To make sure I understand about the model selection, I ran each of the four possibilities thrice for a fixed 1000 iterations
```
Directed: True
Num vertices 3672
Num edges 312779
Entropy for degr_corr=True, poisson=True: 1044304.4179465043
Entropy for degr_corr=True, poisson=True: 1044708.7346586153
Entropy for degr_corr=True, poisson=True: 1044863.5150718079
Entropy for degr_corr=False, poisson=True: 1094026.9370843305
Entropy for degr_corr=False, poisson=True: 1093860.5158280218
Entropy for degr_corr=False, poisson=True: 1095110.0929428462
Entropy for degr_corr=True, poisson=False: 943149.5746761584
Entropy for degr_corr=True, poisson=False: 943741.5558787254
Entropy for degr_corr=True, poisson=False: 943772.2769395269
Entropy for degr_corr=False, poisson=False: 1000768.068855249
Entropy for degr_corr=False, poisson=False: 998721.4409976124
Entropy for degr_corr=False, poisson=False: 999301.5197368631
```
So, is this the following valid?: degree correction improves the result in both cases. But, the Poisson multigraph doesn't make an improvement. So, for community detection I should just stick with a regular degree-corrected NestedBlockState. Does this have any implications for what is optimal for link prediction?
Also, I gave `MeasuredBlockState.get_edges_prob` a shot. To try to get the run-time down I only considered vertex pairs at a distance of 1 or 2 (in the directed sense). That gives about 6m pairs. On my reasonably fast laptop each sampling iteration took 4 minutes. I just did 100 iterations total over about ~7 hours. Is it possible to speed this up? I tried to search for the code on Gitlab to check how it's implemented but I'm getting a 500 error on every search (it's been like this for me forever). Am I likely to get substantially improved results with more than 100 iterations?
```
marginal_sums = np.zeros(len(vertex_pairs))
def collect_marginals(s):
nonlocal marginal_sums
edges_prob = s.get_edges_prob(vertex_pairs)
marginal_sums = np.add(marginal_sums, edges_prob)
gt.mcmc_equilibrate(measured_state,
force_niter=SAMPLE_ITERS,
mcmc_args=dict(niter=10),
multiflip=True,
verbose=True, callback=collect_marginals
)
marginal_sums = marginal_sums / SAMPLE_ITERS
```
To try to save memory I just added the log probs together at each step and took their arithmetic mean at the end (as you can see). Is there a more meaningful mean to use here that can be computed incrementally?

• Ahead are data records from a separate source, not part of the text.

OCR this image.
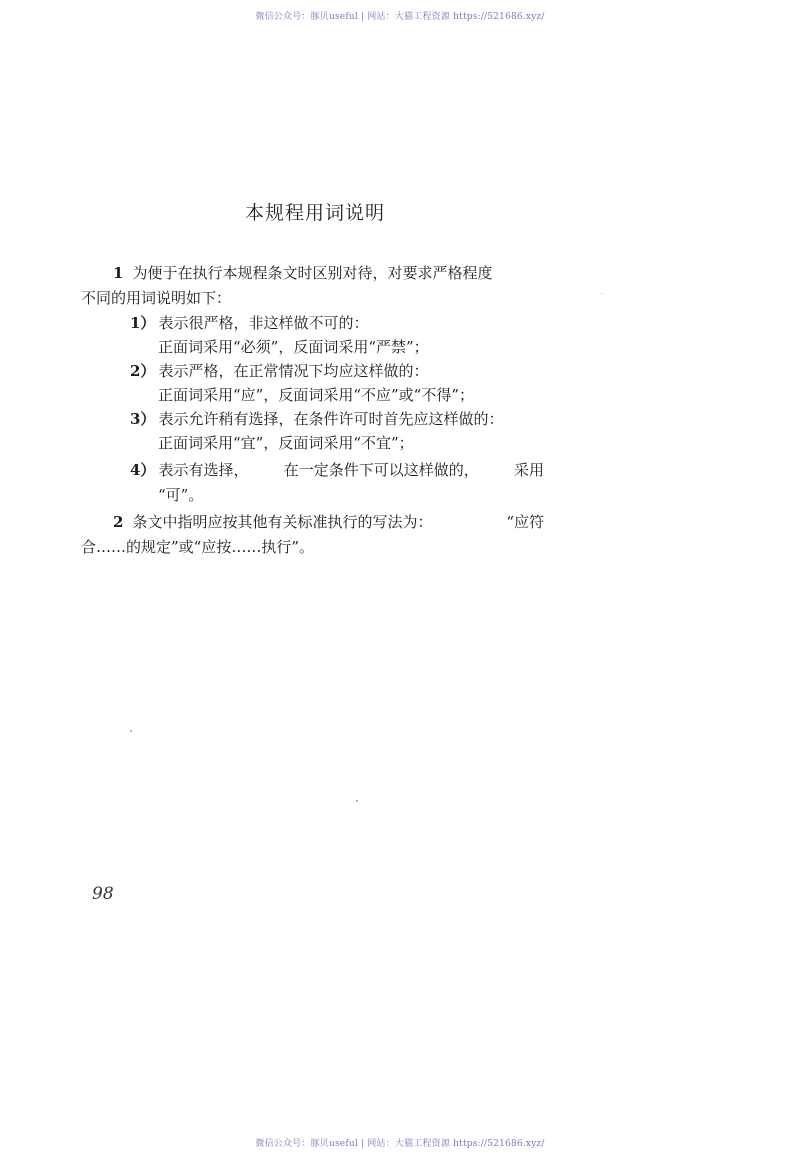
微信公众号：豚贝useful | 网站：大猫工程资源 https://521686.xyz/
本规程用词说明
1 为便于在执行本规程条文时区别对待，对要求严格程度
不同的用词说明如下：
1） 表示很严格，非这样做不可的：
正面词采用“必须”，反面词采用“严禁”；
2） 表示严格，在正常情况下均应这样做的：
正面词采用“应”，反面词采用“不应”或“不得”；
3） 表示允许稍有选择，在条件许可时首先应这样做的：
正面词采用“宜”，反面词采用“不宜”；
4） 表示有选择， 在一定条件下可以这样做的， 采用
“可”。
2 条文中指明应按其他有关标准执行的写法为：	“应符
合……的规定”或“应按……执行”。
98
微信公众号：豚贝useful | 网站：大猫工程资源 https://521686.xyz/
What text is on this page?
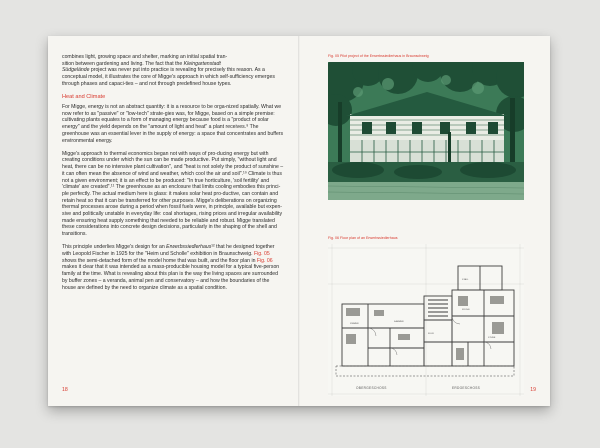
combines light, growing space and shelter, marking an initial spatial tran-
sition between gardening and living. The fact that the Kleingartenstadt
Südgelände project was never put into practice is revealing for precisely this reason. As a conceptual model, it illustrates the core of Migge's approach in which self-sufficiency emerges through phases and capaci-ties – and not through predefined house types.

Heat and Climate

For Migge, energy is not an abstract quantity: it is a resource to be orga-nized spatially. What we now refer to as "passive" or "low-tech" strate-gies was, for Migge, based on a simple premise: cultivating plants equates to a form of managing energy because food is a "product of solar energy" and the yield depends on the "amount of light and heat" a plant receives.⁹ The greenhouse was an essential lever in the supply of energy: a space that concentrates and buffers environmental energy.

Migge's approach to thermal economics began not with ways of pro-ducing energy but with creating conditions under which the sun can be made productive. Put simply, "without light and heat, there can be no intensive plant cultivation", and "heat is not solely the product of sunshine – it can often mean the absence of wind and weather, which cool the air and soil".¹⁰ Climate is thus not a given environment; it is an effect to be produced: "In true horticulture, 'soil fertility' and 'climate' are created".¹¹ The greenhouse as an enclosure that limits cooling embodies this princi-ple perfectly. The actual medium here is glass: it makes solar heat pro-ductive, can contain and retain heat so that it can be transferred for other purposes. Migge's deliberations on organizing thermal processes arose during a period when fossil fuels were, in principle, available but expen-sive and politically unstable in everyday life: coal shortages, rising prices and irregular availability made ensuring heat supply something that needed to be reliable and robust. Migge translated these considerations into concrete design decisions, particularly in the shaping of the shell and transitions.

This principle underlies Migge's design for an Erwerbssiedlerhaus¹² that he designed together with Leopold Fischer in 1925 for the "Heim und Scholle" exhibition in Braunschweig. Fig. 05 shows the semi-detached form of the model home that was built, and the floor plan in Fig. 06 makes it clear that it was intended as a mass-producible housing model for a typical five-person family at the time. What is revealing about this plan is the way the living spaces are surrounded by buffer zones – a veranda, animal pen and conservatory – and how the boundaries of the house are defined by the need to organize climate as a spatial condition.

18
Fig. 05 Pilot project of the Erwerbssiedlerhaus in Braunschweig
Fig. 06 Floor plan of an Erwerbssiedlerhaus
ZIMMER
KAMMER
FLUR
KÜCHE
STUBE
STALL
OBERGESCHOSS	ERDGESCHOSS	19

Anyway, using only 100 sampling iterations and using the arithmetic mean of the log probs, this feature ended up being the most important feature (according to SHAP) by a pretty large margin. Seems to confirm what you were speculating on Twitter. Here are two images illustrating that:
On every test instance:
On top 100 most likely test instances:
For reference, the precision@100 here is 96%.
So, pretty good even though it's by far the most time-costly feature to compute. Superposed random walks and Katz index take < 1 minute each, for instance.